Second, data is the new oil, and sometimes, if we wrongly interpret or use false positives in our data analysis, it could result in tilting or biasing the data with inaccurate or misleading results. Understanding your data, particularly the concept of internal consistency, is crucial. This means ensuring that the items in the scale accurately reflect the construct we are attempting to measure. For instance, when we talk about construct validity, we are referring to how well the items in a scale represent the underlying concept. This includes content validity, which ensures that the scale covers all aspects of the idea, and convergent and divergent validity, which confirm that the scale correlates with other measures as expected. Criterion validity, concurrent validity, and predictive validity are also important aspects to consider (Adams & Lawrence, 2019). This knowledge empowers us to make informed decisions and ensures the reliability of our findings.

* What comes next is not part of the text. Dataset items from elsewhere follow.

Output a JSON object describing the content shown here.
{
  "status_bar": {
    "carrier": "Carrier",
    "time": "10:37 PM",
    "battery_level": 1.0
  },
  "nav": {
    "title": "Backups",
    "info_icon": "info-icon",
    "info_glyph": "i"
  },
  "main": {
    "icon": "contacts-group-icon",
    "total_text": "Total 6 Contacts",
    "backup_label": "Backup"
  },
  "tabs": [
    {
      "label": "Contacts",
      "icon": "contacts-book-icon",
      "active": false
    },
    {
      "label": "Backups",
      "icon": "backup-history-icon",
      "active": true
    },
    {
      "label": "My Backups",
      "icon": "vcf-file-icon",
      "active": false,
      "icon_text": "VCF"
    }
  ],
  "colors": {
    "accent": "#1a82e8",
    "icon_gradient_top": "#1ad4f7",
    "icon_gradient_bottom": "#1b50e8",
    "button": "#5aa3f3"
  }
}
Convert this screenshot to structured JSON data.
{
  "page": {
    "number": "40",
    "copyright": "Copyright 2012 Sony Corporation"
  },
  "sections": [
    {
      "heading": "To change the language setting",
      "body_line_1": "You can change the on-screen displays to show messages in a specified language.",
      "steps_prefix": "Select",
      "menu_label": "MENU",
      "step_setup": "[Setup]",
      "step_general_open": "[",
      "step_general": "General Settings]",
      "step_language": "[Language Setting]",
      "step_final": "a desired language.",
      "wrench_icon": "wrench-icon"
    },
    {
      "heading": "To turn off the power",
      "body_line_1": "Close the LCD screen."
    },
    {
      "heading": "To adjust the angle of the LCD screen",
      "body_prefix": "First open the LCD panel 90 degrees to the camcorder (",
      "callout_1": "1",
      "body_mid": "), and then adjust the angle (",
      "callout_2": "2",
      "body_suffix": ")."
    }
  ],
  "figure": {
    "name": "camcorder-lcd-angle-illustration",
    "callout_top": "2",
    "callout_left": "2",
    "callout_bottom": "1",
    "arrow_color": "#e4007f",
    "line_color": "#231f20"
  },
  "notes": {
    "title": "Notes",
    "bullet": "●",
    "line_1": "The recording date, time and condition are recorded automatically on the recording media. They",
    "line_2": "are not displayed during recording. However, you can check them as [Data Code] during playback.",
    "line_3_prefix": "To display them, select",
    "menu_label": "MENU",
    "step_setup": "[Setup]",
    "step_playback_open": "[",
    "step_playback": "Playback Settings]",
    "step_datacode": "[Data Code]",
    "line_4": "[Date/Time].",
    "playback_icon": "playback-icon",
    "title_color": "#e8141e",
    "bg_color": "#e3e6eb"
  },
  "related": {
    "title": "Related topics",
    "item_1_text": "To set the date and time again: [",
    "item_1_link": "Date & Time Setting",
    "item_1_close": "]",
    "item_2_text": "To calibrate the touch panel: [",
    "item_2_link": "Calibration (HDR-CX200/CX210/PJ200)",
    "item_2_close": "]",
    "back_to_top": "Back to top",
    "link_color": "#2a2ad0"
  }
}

Friends, there is no monopoly or miracles in findings of studies, as the only established miracle is generated through the use of appropriate measures to get the meaningful results. Having said that, the reliability and validity of a study are critical components, as they determine the trustworthiness and accuracy of its findings. Reliability ensures consistency across measurements, while validity refers to how accurately the results confirm that the research truly measures what it intends to measure, and this is examined through internal and external validity (Adams & Lawrence, 2019). Accordingly, these provide confidence that conclusions drawn from the data are meaningful and scientifically sound. However, the authors further argued that “results of a study cannot be valid unless they are reliable and that results of a study can be reliable but not valid,” suggesting that reliability alone is not sufficient to demonstrate validity. Central to this theme is that the consequences of unreliable or invalid data analysis can be severe, leading to incorrect conclusions and potentially harmful decisions. This underscores the importance of these principles in both research and personal decision-making.
Finally, one needs to understand the methodology used for determining the sample size. This is key in the critiques. Based on the mentioned thoughts, I would advise those disputing the findings of the survey polls to reach out to the researchers for the data to do a replication of the study, or conduct a similar survey to see what results they will arrive at.